Qu’a-t-on vu alors ? Des cadrages qui privilégient les plans serrés, avec une prédilection pour ceux montrant deux personnages (‘2 shot’) face à face. Les rares plans larges sont, eux, soigneusement mis en valeur, mais hélas toujours de la même façon (jeu sur les contre-jour et les enfilades, avec une variante qui semblait intitulée : avez-vous bien vu les personnages cachés ou ceux qui arrivent ? jouant maladroitement sur la profondeur de l’image et de trop lourds effets de lumière), on voit (trop, malheureusement, et c’est là le problème) qu’ils sont pensés et comme des étapes, des points de référence dans le travail de mise en place.
On peut se demander si les 2 shots, si répétitifs, sans surprise et qui ne dynamisent jamais la narration, sont un vrai choix ou ne sont pas plutôt dus à l’avantage, si je puis dire, qu’ils ménagent à l’équipe technique. Grâce aux cadrages plutôt hauts et serrés, on réduit le champ des caméras, ce qui permet aussi une plus grande marge de manœuvre hors-champs (à côté et sous la caméra). On imagine bien les assistants, régisseurs, machinos, et j’en passe, sortant de l’ombre ou de derrière un pilier, filant ici ou là, qui à quatre pattes, qui rampant pour aller préparer la position suivante, rabattre un volet de projo, installer ou désinstaller telle partie du matériel qui doit suivre ou au contraire disparaître pour ne pas être dans le champ un instant plus tard, mettre en place tel personnage, lui donner le top, le remettre discrètement dans ses marques s’il se décale de sa position prévue, etc., etc. Bref, ce devait être un beau ballet dans le fond noir qui détourait les profils perdus des visages orangés, occupant plus le cadre que le téléspectateur, hélas ! Là encore, je ne crois pas à un manque d’idées des réalisateurs contraints à nous servir trop souvent le même type de plat, mais bien à une sorte de prise de pouvoir des éléments techniques sur l’artistique.

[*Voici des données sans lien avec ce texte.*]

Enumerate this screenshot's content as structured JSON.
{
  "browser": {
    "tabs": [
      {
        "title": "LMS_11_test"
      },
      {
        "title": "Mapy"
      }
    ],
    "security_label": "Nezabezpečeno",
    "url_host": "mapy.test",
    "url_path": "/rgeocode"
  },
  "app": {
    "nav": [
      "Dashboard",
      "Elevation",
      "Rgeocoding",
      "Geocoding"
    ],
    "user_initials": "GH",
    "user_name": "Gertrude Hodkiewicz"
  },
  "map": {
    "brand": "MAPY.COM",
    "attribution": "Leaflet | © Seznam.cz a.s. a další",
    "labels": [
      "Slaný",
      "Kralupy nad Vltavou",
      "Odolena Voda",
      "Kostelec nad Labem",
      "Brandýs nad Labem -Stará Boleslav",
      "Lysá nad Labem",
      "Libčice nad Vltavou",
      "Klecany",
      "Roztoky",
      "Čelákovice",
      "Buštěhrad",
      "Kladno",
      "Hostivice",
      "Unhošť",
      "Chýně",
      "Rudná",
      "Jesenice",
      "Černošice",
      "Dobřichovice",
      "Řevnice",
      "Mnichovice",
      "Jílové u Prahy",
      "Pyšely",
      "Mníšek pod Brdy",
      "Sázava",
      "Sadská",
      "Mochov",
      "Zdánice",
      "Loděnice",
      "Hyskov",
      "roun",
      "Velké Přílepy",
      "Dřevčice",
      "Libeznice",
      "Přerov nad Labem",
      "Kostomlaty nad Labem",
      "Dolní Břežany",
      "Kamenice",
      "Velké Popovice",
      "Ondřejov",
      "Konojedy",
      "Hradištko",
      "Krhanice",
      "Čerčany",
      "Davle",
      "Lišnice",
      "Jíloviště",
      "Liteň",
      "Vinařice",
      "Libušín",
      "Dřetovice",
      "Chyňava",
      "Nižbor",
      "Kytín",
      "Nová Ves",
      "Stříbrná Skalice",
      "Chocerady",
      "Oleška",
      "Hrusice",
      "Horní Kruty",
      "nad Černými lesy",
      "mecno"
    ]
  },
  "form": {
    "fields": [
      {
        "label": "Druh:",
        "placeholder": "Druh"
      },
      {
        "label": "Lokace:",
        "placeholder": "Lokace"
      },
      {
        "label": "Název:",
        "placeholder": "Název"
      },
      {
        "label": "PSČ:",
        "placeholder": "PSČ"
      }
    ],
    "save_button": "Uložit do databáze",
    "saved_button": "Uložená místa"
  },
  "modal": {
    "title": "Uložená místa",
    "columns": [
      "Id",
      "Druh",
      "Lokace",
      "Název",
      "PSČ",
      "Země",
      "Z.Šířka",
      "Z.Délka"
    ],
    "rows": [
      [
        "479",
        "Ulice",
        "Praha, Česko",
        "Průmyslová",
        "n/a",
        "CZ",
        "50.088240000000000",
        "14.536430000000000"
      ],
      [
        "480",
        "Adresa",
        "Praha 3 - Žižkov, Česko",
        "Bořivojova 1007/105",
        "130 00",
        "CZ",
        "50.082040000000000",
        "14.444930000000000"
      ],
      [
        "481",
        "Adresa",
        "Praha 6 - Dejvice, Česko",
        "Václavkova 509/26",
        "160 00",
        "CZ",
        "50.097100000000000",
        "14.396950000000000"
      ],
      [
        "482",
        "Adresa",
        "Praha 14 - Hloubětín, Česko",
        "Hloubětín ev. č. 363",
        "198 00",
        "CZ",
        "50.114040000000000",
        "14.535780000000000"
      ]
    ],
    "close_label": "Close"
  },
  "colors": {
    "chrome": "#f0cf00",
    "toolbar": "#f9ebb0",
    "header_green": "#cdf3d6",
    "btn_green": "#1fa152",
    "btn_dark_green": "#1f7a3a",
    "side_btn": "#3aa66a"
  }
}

Un travail si lourd, si on veut espérer le faire au mieux, ne peut honnêtement pas se concevoir dans le temps réel d’un opéra en entier. Il faut nécessairement couper, d’où la fragmentation de la continuité de l’oeuvre. Découpage technique, ballet des caméras, lumière, implication précise des chanteurs, faire des sortes de mécaniques avec des doublures, puis avec les chanteurs, avoir une bande son pour que les techniciens se calent sur la musique, les airs, les paroles, etc., prennent leurs repères autant visuellement (mouvements, déplacements, cadres) qu’auditivement, tout cela nécessite x semaines de travail en amont pour chaque partie, pour que tout soit impeccablement préparé et parfaitement au point. Une fois que tout a été répété, repéré, mémorisé, que tous les ‘hic’ ont été balayés (ou presque), on doit pouvoir tourner avec orchestre et chanteurs. Tenir en continu le temps d’un acte me paraît déjà un exploit. L’important étant qu’il n’y ait pas de rupture à l’intérieur d’une même scène, d’une même action, d’une phrase musicale, il semblerait même logique de couper et reprendre ultérieurement sur un changement de décor, évitant ainsi les problèmes de raccord. Pour le chant et la musique, on peut accepter l’idée que la rupture ne soit pas bien considérable à de tels moments, si les interprètes font l’effort de garder en mémoire la manière de leur propre interprétation. Si le fractionnement du tournage est parfaitement justifié et semble effectivement jouable sous certaines précautions, « tourner aux heures mêmes de l’action » semble n’être par contre qu’un alibi un peu faiblard, chargé de le faire passer (parce que sinon, pourquoi n’avoir pas attendu un vrai soir d’orage pour tourner, hein ? ^^).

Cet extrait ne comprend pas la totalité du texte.